Photo by Chip Somodevilla/Getty Images

Over at Language Log, Mark Liberman is curious about a diss from a former Mitt Romney aide. Team Romney was understandably annoyed, in 2008, when Charlie Crist welshed on a promise to endorse the fading Rudy Giuliani, and instead backed Romney’s main Florida primary competitor, John McCain. The quote, via CNN’s Peter Hamby:

“Dem or Republican, I’ll do whatever I can to bury that iguana,” said Will Ritter, a former Romney aide and GOP consultant. “For as long as I live. For free.”

Liberman can’t find any other examples of a man being called an “iguana” as an insult. A louse? Sure.
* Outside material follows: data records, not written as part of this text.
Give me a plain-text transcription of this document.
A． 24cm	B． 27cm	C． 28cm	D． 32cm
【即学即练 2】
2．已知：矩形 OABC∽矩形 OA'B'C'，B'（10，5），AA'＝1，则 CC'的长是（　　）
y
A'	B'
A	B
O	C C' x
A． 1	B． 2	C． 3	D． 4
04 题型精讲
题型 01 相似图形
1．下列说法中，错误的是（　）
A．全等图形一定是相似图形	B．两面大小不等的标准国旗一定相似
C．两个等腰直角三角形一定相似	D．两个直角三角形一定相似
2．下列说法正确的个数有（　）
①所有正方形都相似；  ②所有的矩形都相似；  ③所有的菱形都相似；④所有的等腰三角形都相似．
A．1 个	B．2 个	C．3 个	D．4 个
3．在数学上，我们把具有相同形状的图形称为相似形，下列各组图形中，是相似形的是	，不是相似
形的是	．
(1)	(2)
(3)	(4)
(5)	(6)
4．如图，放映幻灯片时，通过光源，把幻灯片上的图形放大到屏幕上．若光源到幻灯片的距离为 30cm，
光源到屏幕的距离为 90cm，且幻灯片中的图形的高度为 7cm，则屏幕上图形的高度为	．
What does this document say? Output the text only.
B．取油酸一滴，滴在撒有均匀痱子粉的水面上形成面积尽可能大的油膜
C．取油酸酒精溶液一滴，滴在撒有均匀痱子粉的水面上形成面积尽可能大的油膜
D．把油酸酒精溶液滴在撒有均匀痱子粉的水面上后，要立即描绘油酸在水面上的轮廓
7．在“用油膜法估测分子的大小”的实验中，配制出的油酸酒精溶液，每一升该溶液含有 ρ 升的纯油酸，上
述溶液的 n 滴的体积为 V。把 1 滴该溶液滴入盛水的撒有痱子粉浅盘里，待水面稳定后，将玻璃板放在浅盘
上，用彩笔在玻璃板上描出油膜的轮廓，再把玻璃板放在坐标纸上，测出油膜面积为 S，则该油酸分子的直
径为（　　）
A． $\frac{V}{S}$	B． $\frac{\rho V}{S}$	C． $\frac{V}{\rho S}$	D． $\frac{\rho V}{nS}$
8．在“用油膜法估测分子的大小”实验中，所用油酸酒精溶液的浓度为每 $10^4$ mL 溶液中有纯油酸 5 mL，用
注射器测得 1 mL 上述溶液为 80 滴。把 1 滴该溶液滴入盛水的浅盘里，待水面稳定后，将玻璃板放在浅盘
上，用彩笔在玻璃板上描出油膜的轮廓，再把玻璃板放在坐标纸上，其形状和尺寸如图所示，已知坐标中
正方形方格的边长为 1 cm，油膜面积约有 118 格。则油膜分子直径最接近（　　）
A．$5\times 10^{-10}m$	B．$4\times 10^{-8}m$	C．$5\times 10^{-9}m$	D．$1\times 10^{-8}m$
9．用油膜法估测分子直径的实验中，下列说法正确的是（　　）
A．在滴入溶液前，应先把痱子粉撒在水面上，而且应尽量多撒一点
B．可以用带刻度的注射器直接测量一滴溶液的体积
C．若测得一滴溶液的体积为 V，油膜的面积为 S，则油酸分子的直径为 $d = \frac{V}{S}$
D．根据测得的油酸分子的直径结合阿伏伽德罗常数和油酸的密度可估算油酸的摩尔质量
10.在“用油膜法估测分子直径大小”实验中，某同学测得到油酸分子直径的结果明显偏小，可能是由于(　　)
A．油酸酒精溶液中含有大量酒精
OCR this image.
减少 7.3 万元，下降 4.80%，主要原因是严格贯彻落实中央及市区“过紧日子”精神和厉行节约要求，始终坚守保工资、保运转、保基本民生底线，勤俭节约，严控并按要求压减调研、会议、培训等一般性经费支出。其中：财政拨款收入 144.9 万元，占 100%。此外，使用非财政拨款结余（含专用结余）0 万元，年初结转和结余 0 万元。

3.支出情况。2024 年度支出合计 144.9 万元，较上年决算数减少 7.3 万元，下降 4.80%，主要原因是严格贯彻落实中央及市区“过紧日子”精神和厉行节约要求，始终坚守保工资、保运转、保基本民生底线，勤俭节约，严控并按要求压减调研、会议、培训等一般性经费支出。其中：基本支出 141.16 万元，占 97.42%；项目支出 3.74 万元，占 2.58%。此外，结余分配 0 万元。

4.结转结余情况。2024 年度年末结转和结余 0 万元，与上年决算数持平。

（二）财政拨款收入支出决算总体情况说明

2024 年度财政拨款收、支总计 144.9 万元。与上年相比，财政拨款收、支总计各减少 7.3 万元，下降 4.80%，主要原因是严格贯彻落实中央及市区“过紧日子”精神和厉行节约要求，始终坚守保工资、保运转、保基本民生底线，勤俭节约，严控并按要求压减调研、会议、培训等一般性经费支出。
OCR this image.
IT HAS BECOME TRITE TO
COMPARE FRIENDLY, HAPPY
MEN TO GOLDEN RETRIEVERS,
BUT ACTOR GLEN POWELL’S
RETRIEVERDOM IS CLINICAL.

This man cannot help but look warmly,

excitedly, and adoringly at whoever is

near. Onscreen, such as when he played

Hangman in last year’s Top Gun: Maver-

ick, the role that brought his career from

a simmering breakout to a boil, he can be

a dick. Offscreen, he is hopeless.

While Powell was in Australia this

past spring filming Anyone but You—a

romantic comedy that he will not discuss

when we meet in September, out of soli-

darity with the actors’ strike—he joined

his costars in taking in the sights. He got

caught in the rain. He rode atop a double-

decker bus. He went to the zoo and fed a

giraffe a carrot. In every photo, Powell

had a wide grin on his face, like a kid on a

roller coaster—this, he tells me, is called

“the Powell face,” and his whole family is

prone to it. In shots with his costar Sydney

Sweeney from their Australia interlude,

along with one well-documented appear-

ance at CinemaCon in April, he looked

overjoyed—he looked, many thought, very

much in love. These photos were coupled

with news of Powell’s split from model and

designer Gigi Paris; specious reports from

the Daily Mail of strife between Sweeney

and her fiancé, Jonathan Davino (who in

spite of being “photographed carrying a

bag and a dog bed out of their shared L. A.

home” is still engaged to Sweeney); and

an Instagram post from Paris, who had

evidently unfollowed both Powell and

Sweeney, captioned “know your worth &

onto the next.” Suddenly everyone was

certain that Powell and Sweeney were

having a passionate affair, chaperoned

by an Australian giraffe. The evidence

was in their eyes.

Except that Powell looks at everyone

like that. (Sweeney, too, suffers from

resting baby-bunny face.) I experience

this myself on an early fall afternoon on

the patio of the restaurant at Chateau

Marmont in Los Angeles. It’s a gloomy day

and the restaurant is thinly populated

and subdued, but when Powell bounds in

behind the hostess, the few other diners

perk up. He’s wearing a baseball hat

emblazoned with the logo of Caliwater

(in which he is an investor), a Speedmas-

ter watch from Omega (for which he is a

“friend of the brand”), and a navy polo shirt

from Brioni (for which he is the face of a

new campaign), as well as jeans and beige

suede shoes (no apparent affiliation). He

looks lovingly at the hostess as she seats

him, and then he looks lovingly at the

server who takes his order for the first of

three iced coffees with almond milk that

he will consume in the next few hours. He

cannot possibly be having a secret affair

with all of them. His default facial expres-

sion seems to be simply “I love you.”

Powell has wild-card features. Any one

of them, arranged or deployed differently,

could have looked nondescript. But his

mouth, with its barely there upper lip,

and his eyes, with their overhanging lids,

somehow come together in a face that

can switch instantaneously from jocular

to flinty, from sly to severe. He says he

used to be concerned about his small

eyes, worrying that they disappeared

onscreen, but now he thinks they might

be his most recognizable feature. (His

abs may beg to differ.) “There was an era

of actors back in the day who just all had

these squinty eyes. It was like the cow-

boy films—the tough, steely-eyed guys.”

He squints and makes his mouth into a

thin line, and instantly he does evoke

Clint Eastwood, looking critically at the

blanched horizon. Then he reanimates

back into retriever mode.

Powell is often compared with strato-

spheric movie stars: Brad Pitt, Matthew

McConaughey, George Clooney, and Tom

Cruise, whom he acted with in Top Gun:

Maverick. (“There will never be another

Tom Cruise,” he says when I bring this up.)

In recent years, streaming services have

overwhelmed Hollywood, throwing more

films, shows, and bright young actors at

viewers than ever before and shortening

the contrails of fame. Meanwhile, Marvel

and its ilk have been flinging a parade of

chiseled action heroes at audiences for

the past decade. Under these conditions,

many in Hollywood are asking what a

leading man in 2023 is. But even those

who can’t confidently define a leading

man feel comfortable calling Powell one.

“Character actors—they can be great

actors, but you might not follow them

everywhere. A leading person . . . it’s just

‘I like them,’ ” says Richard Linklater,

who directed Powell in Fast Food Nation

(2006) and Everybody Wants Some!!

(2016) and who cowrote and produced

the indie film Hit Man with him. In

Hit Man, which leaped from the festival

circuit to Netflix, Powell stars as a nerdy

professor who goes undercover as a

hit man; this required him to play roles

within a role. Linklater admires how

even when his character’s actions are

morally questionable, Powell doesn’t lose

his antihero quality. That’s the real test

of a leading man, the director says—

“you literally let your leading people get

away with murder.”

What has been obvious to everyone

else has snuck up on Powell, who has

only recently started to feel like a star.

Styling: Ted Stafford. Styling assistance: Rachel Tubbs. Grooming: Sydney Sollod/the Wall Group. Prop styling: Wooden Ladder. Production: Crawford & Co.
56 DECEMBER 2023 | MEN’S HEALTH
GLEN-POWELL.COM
A rat? Plenty. Not an iguana. “Web search,” writes Liberman, “suggests a sneakier and more unpleasant reason for Will Ritter to have chosen that word — e.g. Bob Norman, ’The Talk of the Green Iguana.’ ” That is to say, maybe Ritter was trying to further the rumor that Crist frequented a gay bar.

Ritter says no. “I’d never seen that piece, nor would I care either way,” he tells me. To him, iguana meant “reptilian, creepy, heartless.”

Case closed, unless Crist wants to appeal.